AGAT
AGAT copied to clipboard
URL Escape Characters Converted
Describe the bug
agat_convert_sp_gff2gtf.pl
removes URL escape characters in the 9th column. In my testing, it removed a URL escape character in the 9th column which encodes for semicolons, i.e. ;
character. After running agat_convert_sp_gff2gtf.pl
, occurrences of %3B
are converted to ;
. As I understand, these URL encodings are used to prevent issues with parsing the GTF file later.
Is this behavior expected? Here is some documentation from your team. Please see the row about gff3 format. I already have a gff3 file (which is why the URL escape characters exist), but I would feel like the same rules would apply to GTF3 format. Wouldn't you want to avoid inserting a reserved delimiter character (like ';') within the value of a tag. This just makes parsing the file more of a headache later. I am not sure if the specification of gtf3 outlines how to handle said edge cases but it seems like retaining the URL escape character would be better.
I am interested to hear your thoughts.
Before (Rickettsia_rickettsii_str_iowa_gca_000017445.ASM1744v3.49.gff3): contains %3B
Chromosome ena ncRNA_gene 286157 288917 . + . ID=gene:RrIowa_0339;biotype=rRNA;description=Large Subunit Ribosomal RNA%3B lsuRNA%3B 23S ribosomal RNA;gene_id=RrIowa_0339;logic_name=ena_rna
After (Rickettsia_rickettsii_str_iowa_gca_000017445.ASM1744v3.49.gtf): converted %3B
Chromosome ena gene 286157 288917 . + . gene_id "RrIowa_0339"; ID "gene:RrIowa_0339"; biotype "rRNA"; description "Large Subunit Ribosomal RNA; lsuRNA; 23S ribosomal RNA"; logic_name "ena_rna"; original_biotype "ncrna_gene";
General (please complete the following information):
- AGAT version: 0.8.0
- Installed using singularity (from quay.io): see below
- OS: CentOS
To Reproduce I would just insert that character in a gff3 file you have and then run the following:
# Steps for converting messy gff into properly formatted GTF file
# 1. Pull image from registry and create SIF
# module load singularity
SINGULARITY_CACHEDIR=$PWD singularity pull \
docker://quay.io/biocontainers/agat:0.8.0--pl5262hdfd78af_0
# 2. Run AGAT todo the heavy lifting of gtf conversion
singularity exec -B $PWD \
agat_0.8.0--pl5262hdfd78af_0.sif agat_convert_sp_gff2gtf.pl \
--gff input.gff \
-o converted.gtf
If you would like, I can provide you with the exact gff3 I am using.
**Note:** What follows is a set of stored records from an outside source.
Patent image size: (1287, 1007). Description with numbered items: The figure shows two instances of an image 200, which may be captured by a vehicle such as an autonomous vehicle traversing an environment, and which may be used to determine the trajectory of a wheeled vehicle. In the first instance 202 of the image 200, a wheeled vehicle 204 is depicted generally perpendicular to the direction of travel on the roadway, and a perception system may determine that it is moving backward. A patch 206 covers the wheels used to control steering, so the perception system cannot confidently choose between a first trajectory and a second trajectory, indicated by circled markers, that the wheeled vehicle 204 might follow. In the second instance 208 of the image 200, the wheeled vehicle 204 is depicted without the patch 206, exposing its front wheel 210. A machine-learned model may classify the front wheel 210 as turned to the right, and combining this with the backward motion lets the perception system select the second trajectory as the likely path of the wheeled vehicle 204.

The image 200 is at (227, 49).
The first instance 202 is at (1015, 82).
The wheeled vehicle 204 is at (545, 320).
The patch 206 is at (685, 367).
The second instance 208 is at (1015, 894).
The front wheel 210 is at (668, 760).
Please let me know what you think.
Expected behavior I am not sure if this is expected behavior or not based on the specification of gtf3. Maybe there is no guidance, and we live in the wild, wild west.
Here is some code to convert semicolons within quotes back into URL escape characters:
tmp = 'gene_id "RrIowa_0339"; ID "gene:RrIowa_0339"; biotype "rRNA"; description "Large Subunit Ribosomal RNA; lsuRNA; 23S ribosomal RNA"; logic_name "ena_rna"; original_biotype "ncrna_gene"'
# Assumes the quote character in the 9th column is a double quote or <"> character. This is the
# correct character to use based on the speficiation. More information can be found on here:
# https://github.com/NBISweden/GAAS/blob/master/annotation/knowledge/gxf.md#main-points-and-differences-between-gtf-formats
def url_escape_inside_quotes(line, delimiter=';', url_encoding = '%3B'):
quote_count = 0
inside_quotes = False
fixed = ''
for c in line:
if c == '"':
# Entered the border or ending of
# a quote, increase the counter and
# check where we are in the string
quote_count += 1
inside_quotes = True
if quote_count > 1:
# Reached end border of quote,
# reset boolean flag and counters
inside_quotes = False
quote_count = 0
if inside_quotes:
# Replace reserved delimeter with
# another character, let's use a
# url encoding of the character
if c == delimiter:
c = url_encoding
# Add the existing/converted character
fixed += c
return fixed
# gene_id "RrIowa_0339"; ID "gene:RrIowa_0339"; biotype "rRNA"; description "Large Subunit Ribosomal RNA%3B lsuRNA%3B 23S ribosomal RNA"; logic_name "ena_rna"; original_biotype "ncrna_gene"
print(url_escape_inside_quotes(tmp))
in GFF3
URL escaping rules are used for tags or values containing the following characters: ",=;". Spaces are allowed in this field, but tabs must be replaced with the %09 URL escape.
The piece of code dealing with that in AGAT is the same for GFF and GTF so I will try to fix that. GTF do not have any official rule about it. As they quote textual value, it is not a problem to escape it or not.
Okay, that sounds good @Juke34.
Thank you for taking the time to look deeper into this issue. I appreciate it!